CACOVID is yet to respond to BUA’s insistence that it single-handedly paid for the one million doses of vaccine.
Contacted for response, the number at the response directory on the CACOVID website was switched off. It was yet to reply text messages as of press time.
Nigeria wants to vaccinate as much as 50 per cent of its population against the coronavirus in 2021 but is yet to land its first batch of vaccines despite several arrangement and partnerships the country has keyed in to secure the much needed jabs.
Nigeria is expected to receive an initial 16 million doses of the AstraZeneca COVID-19 vaccines through the Vaccines Global Assess Facility, COVAX, by the end of February.
The country is also expecting an additional 42 million doses of the approved COVID-19 vaccines.
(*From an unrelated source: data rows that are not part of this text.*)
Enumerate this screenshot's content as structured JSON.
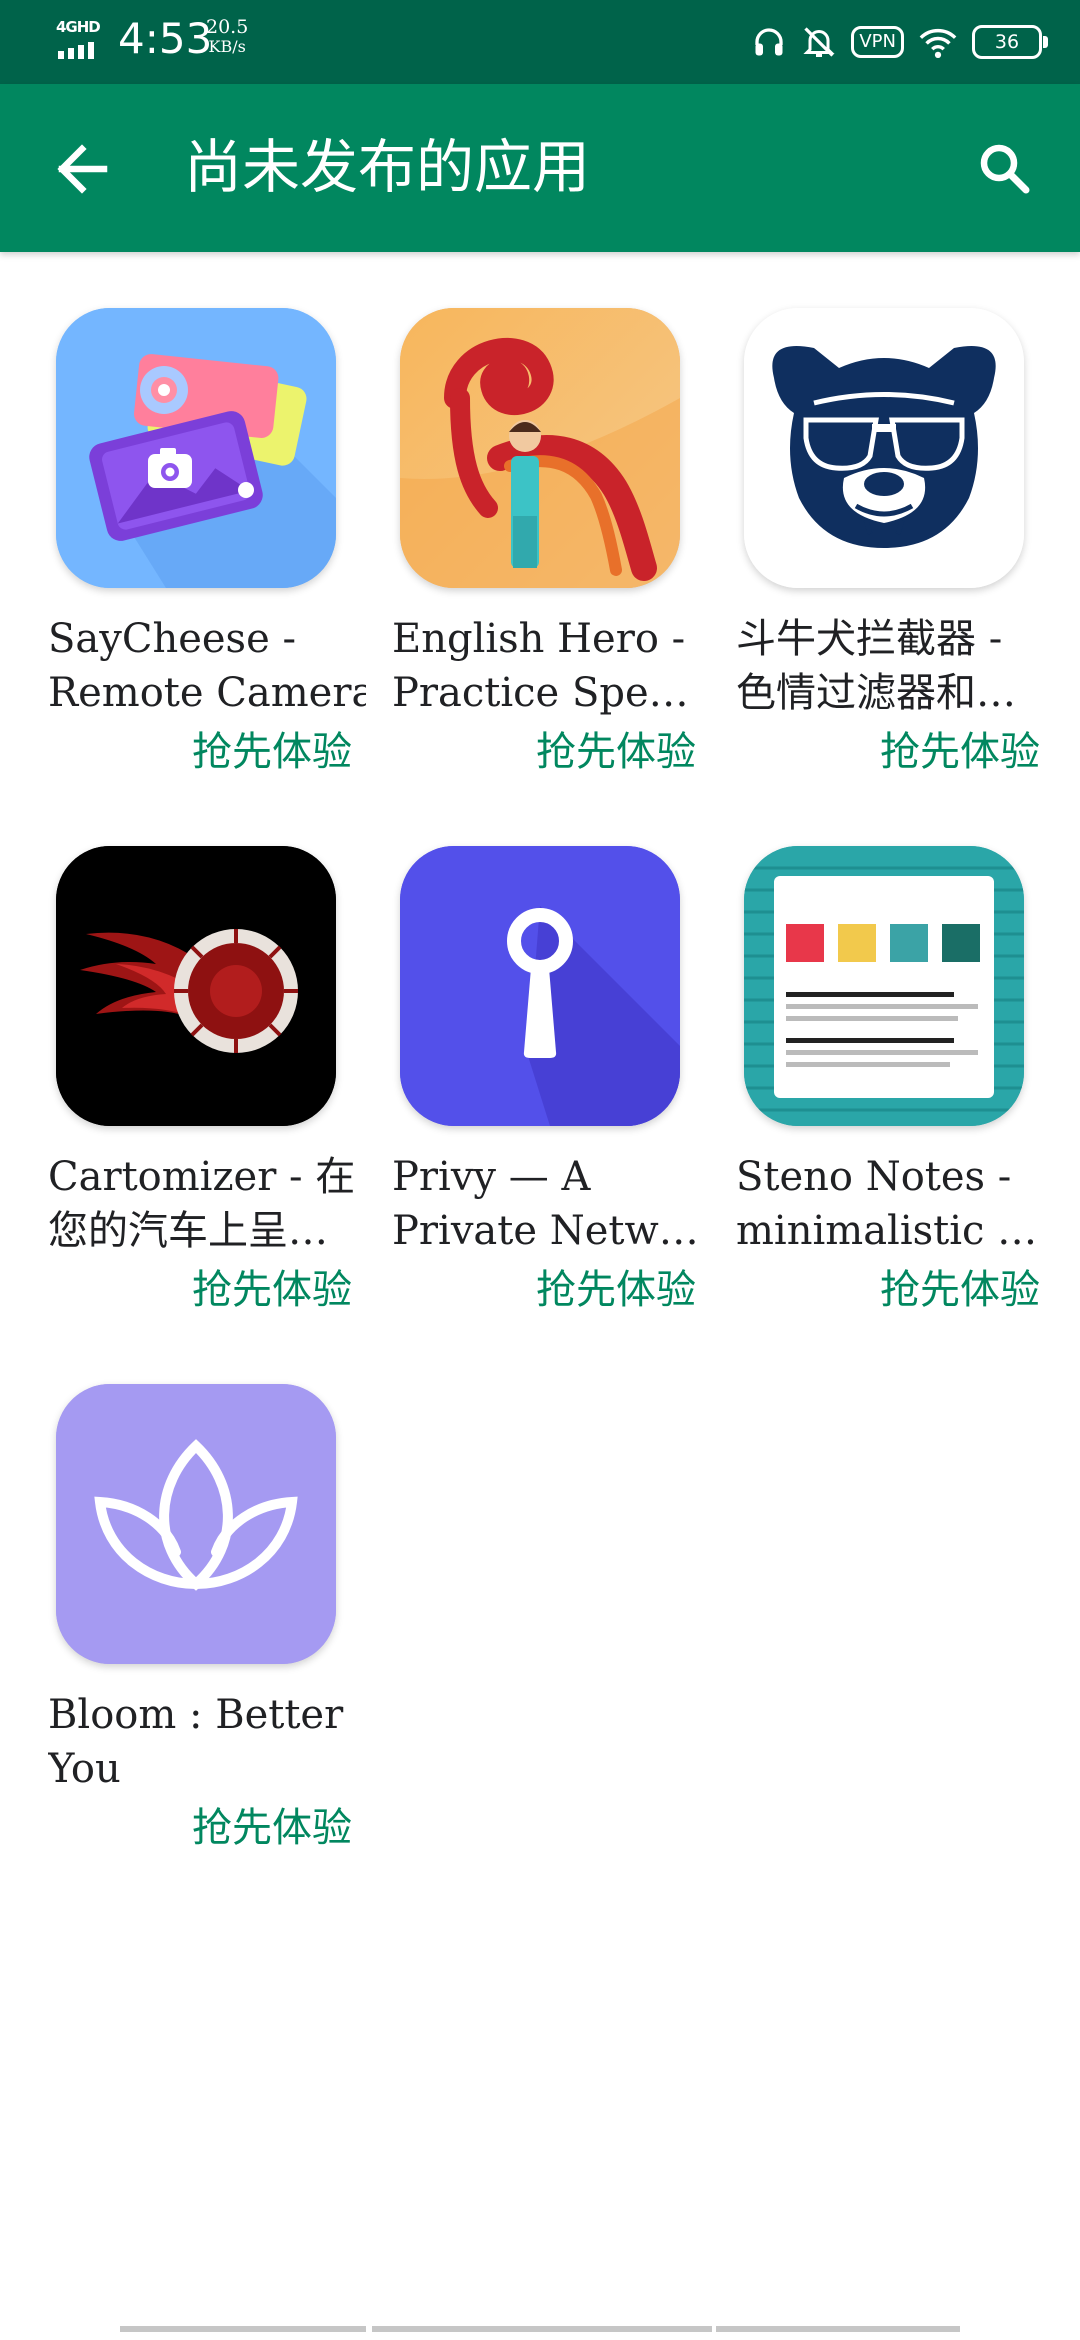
{
  "status_bar": {
    "network": "4GHD",
    "time": "4:53",
    "speed_value": "20.5",
    "speed_unit": "KB/s",
    "vpn": "VPN",
    "battery": "36"
  },
  "app_bar": {
    "title": "尚未发布的应用",
    "back_icon": "arrow-back-icon",
    "search_icon": "search-icon",
    "color": "#01875f"
  },
  "apps": [
    {
      "name_line1": "SayCheese -",
      "name_line2": "Remote Camera",
      "badge": "抢先体验",
      "icon": "camera-photos-icon"
    },
    {
      "name_line1": "English Hero -",
      "name_line2": "Practice Spe…",
      "badge": "抢先体验",
      "icon": "hero-letter-icon"
    },
    {
      "name_line1": "斗牛犬拦截器 -",
      "name_line2": "色情过滤器和…",
      "badge": "抢先体验",
      "icon": "bulldog-sunglasses-icon"
    },
    {
      "name_line1": "Cartomizer - 在",
      "name_line2": "您的汽车上呈…",
      "badge": "抢先体验",
      "icon": "flaming-tire-icon"
    },
    {
      "name_line1": "Privy — A",
      "name_line2": "Private Netw…",
      "badge": "抢先体验",
      "icon": "keyhole-icon"
    },
    {
      "name_line1": "Steno Notes -",
      "name_line2": "minimalistic …",
      "badge": "抢先体验",
      "icon": "notes-document-icon"
    },
    {
      "name_line1": "Bloom : Better",
      "name_line2": "You",
      "badge": "抢先体验",
      "icon": "lotus-icon"
    }
  ],
  "colors": {
    "status_bar": "#00634a",
    "accent": "#01875f",
    "text": "#202124"
  }
}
Health minister, Osagie Ehanire, while speaking at the Presidential Task Force (PTF) on COVID-19 briefing on Monday, said the 42 million doses would be delivered to the country through the African Union, African Vaccine Acquisition Task Team (AVATT).
Mr Ehanire said Nigeria subscribed to two multilateral vaccine access platforms; the first being the COVAX facility which was set-up to divide over a billion doses of vaccines across 92 low-and middle-income countries.
The facility promised access to vaccines for up to 20 per cent of participating countries’ population with an initial supply beginning in the first quarter of the year to immunise three per cent of their populations.
The second platform is the AVATT, which has acquired 300 million doses of three types of vaccines to distribute to African countries based on their population, according to Mr Ehanire.
“We shall be offered over 42 million doses by AVATT. If all the projected vaccines are supplied, we estimate we should have covered over 45 per cent of the population”, the minister said.
Mr Ehanire also noted that Nigeria has had bilateral negotiations with Gamaleya of Russia over their Sputnik V vaccine, which has an efficacy of 91 per cent.
Meanwhile, health experts and analysts are questioning the feasibility of the vaccination plan pointing to the country’s weak storage system and distribution links.